Em nosso quase permanente estado de confinamento estamos a maior parte do tempo condenados ao mesmo. Já estes sujeitos deslocados se encontram em constante disponibilidade ao novo, em diálogo possível com a alteridade, e essa é apenas uma das inúmeras razões para fruir esse conjunto tão original de histórias. No texto que dá nome ao livro o elogio da mobilidade surge por meio de Anushka, uma mulher que vive em Moscou, dedicada ao filho doente e a um marido silencioso. Dentro de uma rotina previsível, ela sai de casa sempre em um único dia livre para tomar providências banais.

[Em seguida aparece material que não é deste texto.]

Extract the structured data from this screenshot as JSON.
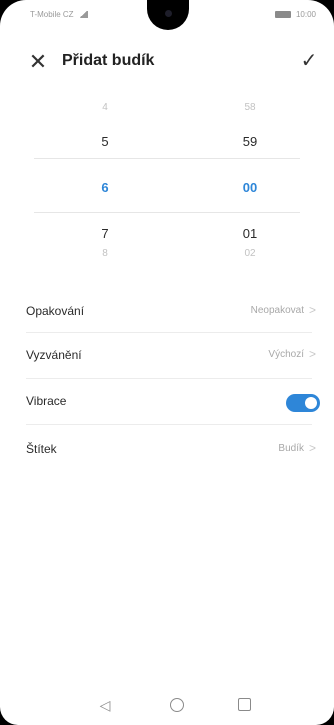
{
  "status_bar": {
    "carrier": "T-Mobile CZ",
    "time": "10:00"
  },
  "header": {
    "close_icon": "close-icon",
    "title": "Přidat budík",
    "confirm_icon": "check-icon"
  },
  "time_picker": {
    "hours": [
      "4",
      "5",
      "6",
      "7",
      "8"
    ],
    "minutes": [
      "58",
      "59",
      "00",
      "01",
      "02"
    ],
    "selected_hour": "6",
    "selected_minute": "00",
    "accent": "#2e86d8"
  },
  "settings": {
    "repeat": {
      "label": "Opakování",
      "value": "Neopakovat"
    },
    "ringtone": {
      "label": "Vyzvánění",
      "value": "Výchozí"
    },
    "vibration": {
      "label": "Vibrace",
      "enabled": true
    },
    "tag": {
      "label": "Štítek",
      "value": "Budík"
    }
  },
  "navbar": {
    "back_icon": "back-triangle-icon",
    "home_icon": "home-circle-icon",
    "recent_icon": "recent-square-icon"
  }
}
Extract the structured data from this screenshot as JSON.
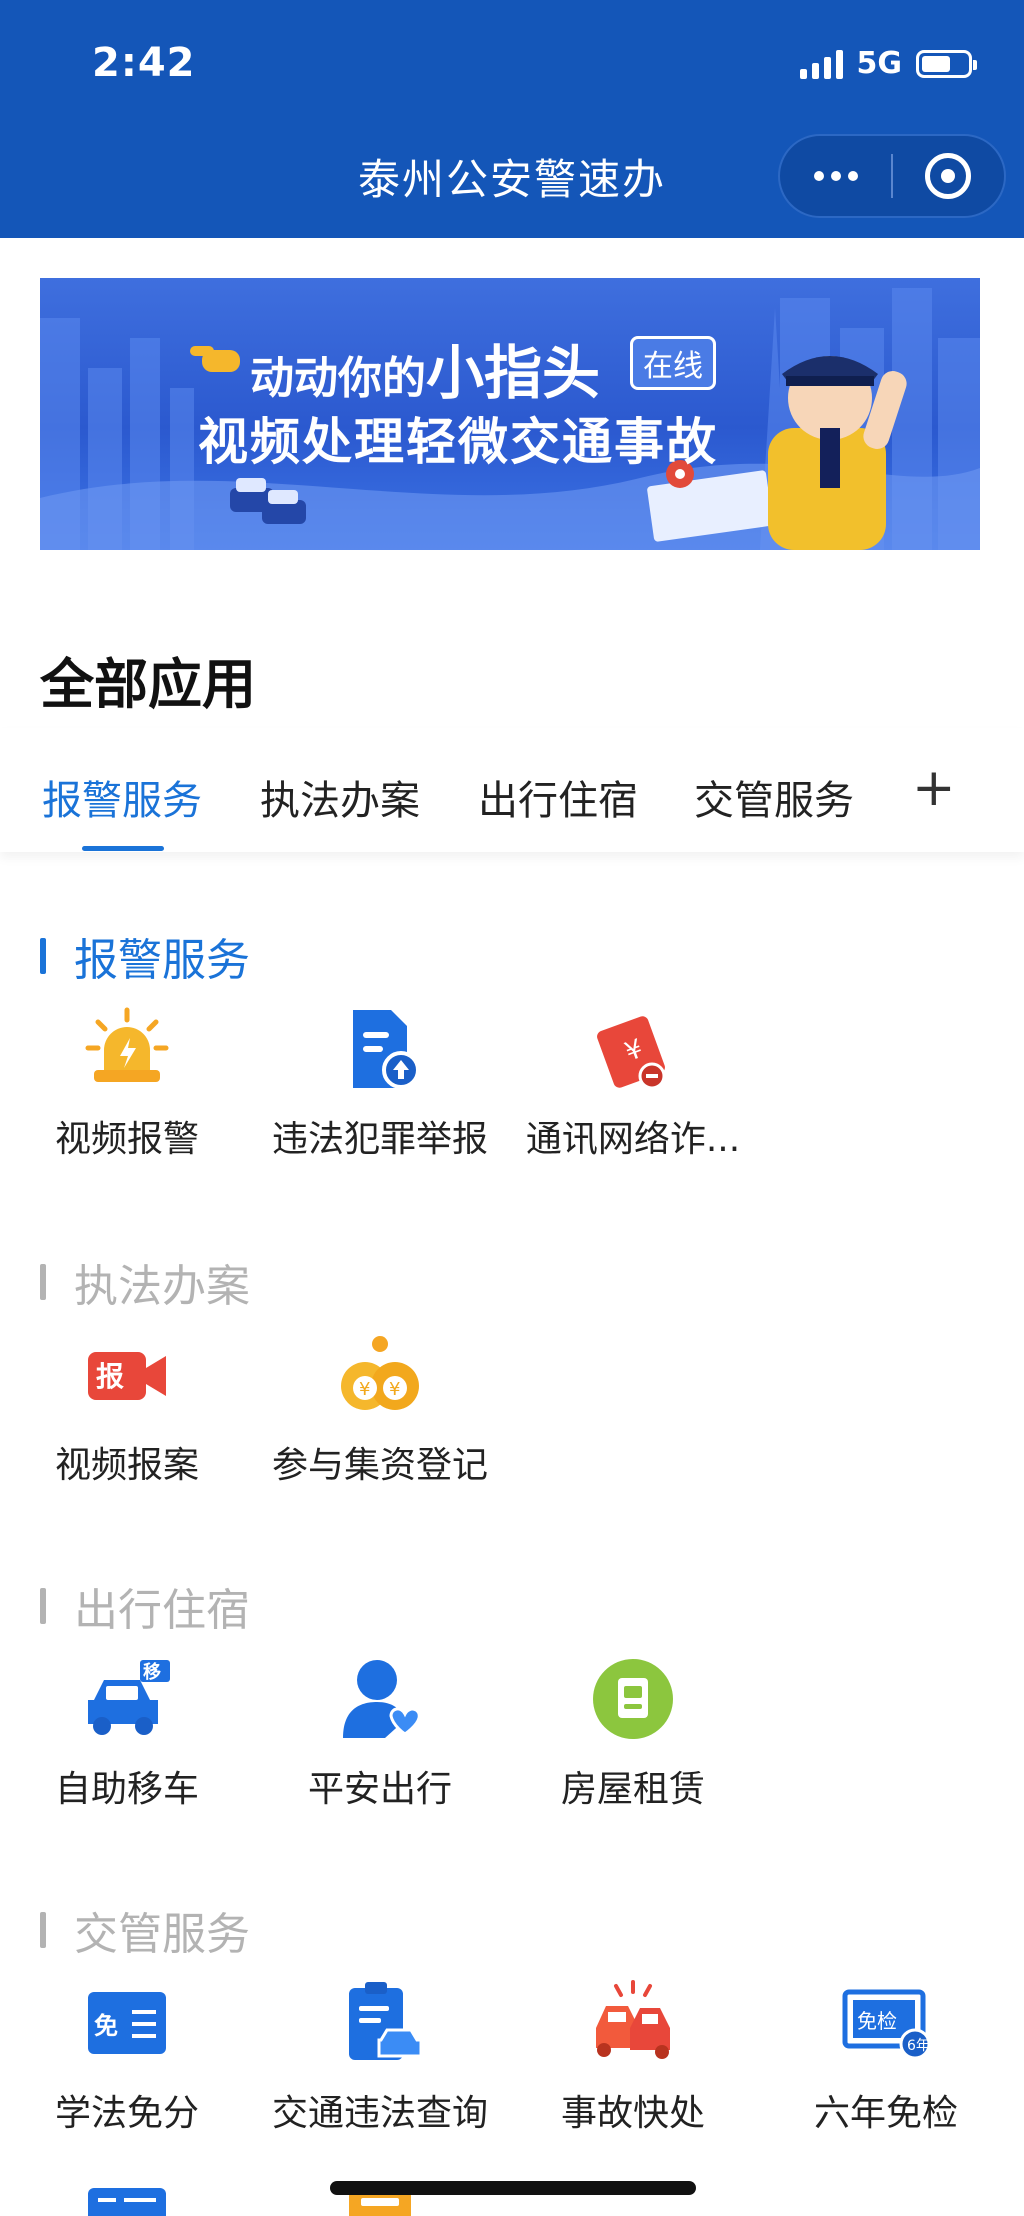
{
  "status_bar": {
    "time": "2:42",
    "network": "5G"
  },
  "nav": {
    "title": "泰州公安警速办"
  },
  "banner": {
    "line1_prefix": "动动你的",
    "line1_big": "小指头",
    "tag": "在线",
    "line2": "视频处理轻微交通事故"
  },
  "section_title": "全部应用",
  "tabs": [
    {
      "label": "报警服务"
    },
    {
      "label": "执法办案"
    },
    {
      "label": "出行住宿"
    },
    {
      "label": "交管服务"
    }
  ],
  "tab_more": "+",
  "groups": [
    {
      "title": "报警服务",
      "apps": [
        {
          "label": "视频报警",
          "icon": "alarm-light-icon"
        },
        {
          "label": "违法犯罪举报",
          "icon": "report-upload-icon"
        },
        {
          "label": "通讯网络诈...",
          "icon": "fraud-tag-icon"
        }
      ]
    },
    {
      "title": "执法办案",
      "apps": [
        {
          "label": "视频报案",
          "icon": "video-report-icon"
        },
        {
          "label": "参与集资登记",
          "icon": "money-bags-icon"
        }
      ]
    },
    {
      "title": "出行住宿",
      "apps": [
        {
          "label": "自助移车",
          "icon": "move-car-icon"
        },
        {
          "label": "平安出行",
          "icon": "safe-travel-icon"
        },
        {
          "label": "房屋租赁",
          "icon": "house-rental-icon"
        }
      ]
    },
    {
      "title": "交管服务",
      "apps": [
        {
          "label": "学法免分",
          "icon": "study-exempt-icon"
        },
        {
          "label": "交通违法查询",
          "icon": "violation-query-icon"
        },
        {
          "label": "事故快处",
          "icon": "accident-icon"
        },
        {
          "label": "六年免检",
          "icon": "six-year-exempt-icon"
        }
      ]
    }
  ],
  "colors": {
    "brand_blue": "#1456b8",
    "active_tab": "#1a73d8",
    "inactive_group_title": "#b3b3b3"
  }
}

Em certa ocasião, termina por não retornar, fascinada pela estranha figura de uma mulher que vive na rua e vocifera um discurso incompreensível ao lado da entrada do metrô. De estação em estação, a personagem se movimenta sem destino pela cidade caótica e experimenta a sensação de leveza pela primeira vez em anos, mas também total desconexão com tudo o que sustenta a vida familiar: interessada em compreender o monólogo da moradora das ruas, finalmente compreende que suas palavras são uma vigorosa defesa do abandono de toda forma de vínculo, em que coexistem delírio e absoluta lucidez. 

 

Aqui, a itinerância se relaciona com o louvor à liberdade, em que a insubordinação é recusa de pertencimento no âmbito individual, e também coletivo: “O ódio aos nômades corre no sangue dos tiranos de toda espécie, servos do inferno”, alerta a mulher andarilha. Em seu entendimento, pessoas na condição errante são marginalizadas porque em seu eterno deambular existe a recusa ve- emente de produzir e consumir. E nessa eterna deriva elas são também correntes – no sentido de gente que corre – de sujeitos fora da lógica perversa do capital. Após dias girando pela cidade, Anushka termina por retornar ao próprio lar, consciente de que em nada será a mesma.

 

Também nós dificilmente sairemos ilesos da experiência literária de peregrinatio. Nessa espécie de breviário de viagem, ser nômade é condição existencial. Anda-se por terras distantes e tempos distintos na companhia de Tokarczuk. Muitas vezes, se trata de um deslocamento físico, mas ele é sobretudo mental, e precisamente nesse ponto fazemos coro às palavras da personagem andarilha: bendito aquele que parte.  

 

Stefania Chiarelli é professora e pesquisadora de literatura brasileira contemporânea na Universidade Federal Fluminense (UFF)  

 

TRECHOS

 

“Contudo, eu tenho outra opinião sobre o tempo. O tempo de todos os viajantes é constituído por tempos múltiplos, uma complexidade dentro de um único tempo. É o tempo da ilha, arquipélagos de ordem num oceano do caos, um tempo produzido pelos relógios nas rodoviárias, diferente em todos os lugares, tempo convencional, tempo médio, que ninguém deveria levar muito a sério. As horas que desaparecem num avião em voo, o amanhecer que chega num instante com a tarde e a noite em seu encalço. O tempo agitado das grandes cidades onde você está por pouco tempo, querendo cair nas garras da noite, e o tempo preguiçoso das planícies desabitadas vistas do avião.”

 

...


“Essa vida não é para mim. Claramente eu não herdei esse gene que faz a pessoa criar raízes ao permanecer em algum lugar por mais tempo. Tentei várias vezes, mas as minhas raízes sempre foram superficiais e o mínimo sopro do vento me derrubava. Não sei germinar, fui privada dessa capacidade vegetal. Não consigo extrair a seiva do solo, sou um Anteu às avessas. Minha energia vem do movimento — do chacoalhar dos ônibus, do barulho dos aviões, do balançar das balsas e dos trens.”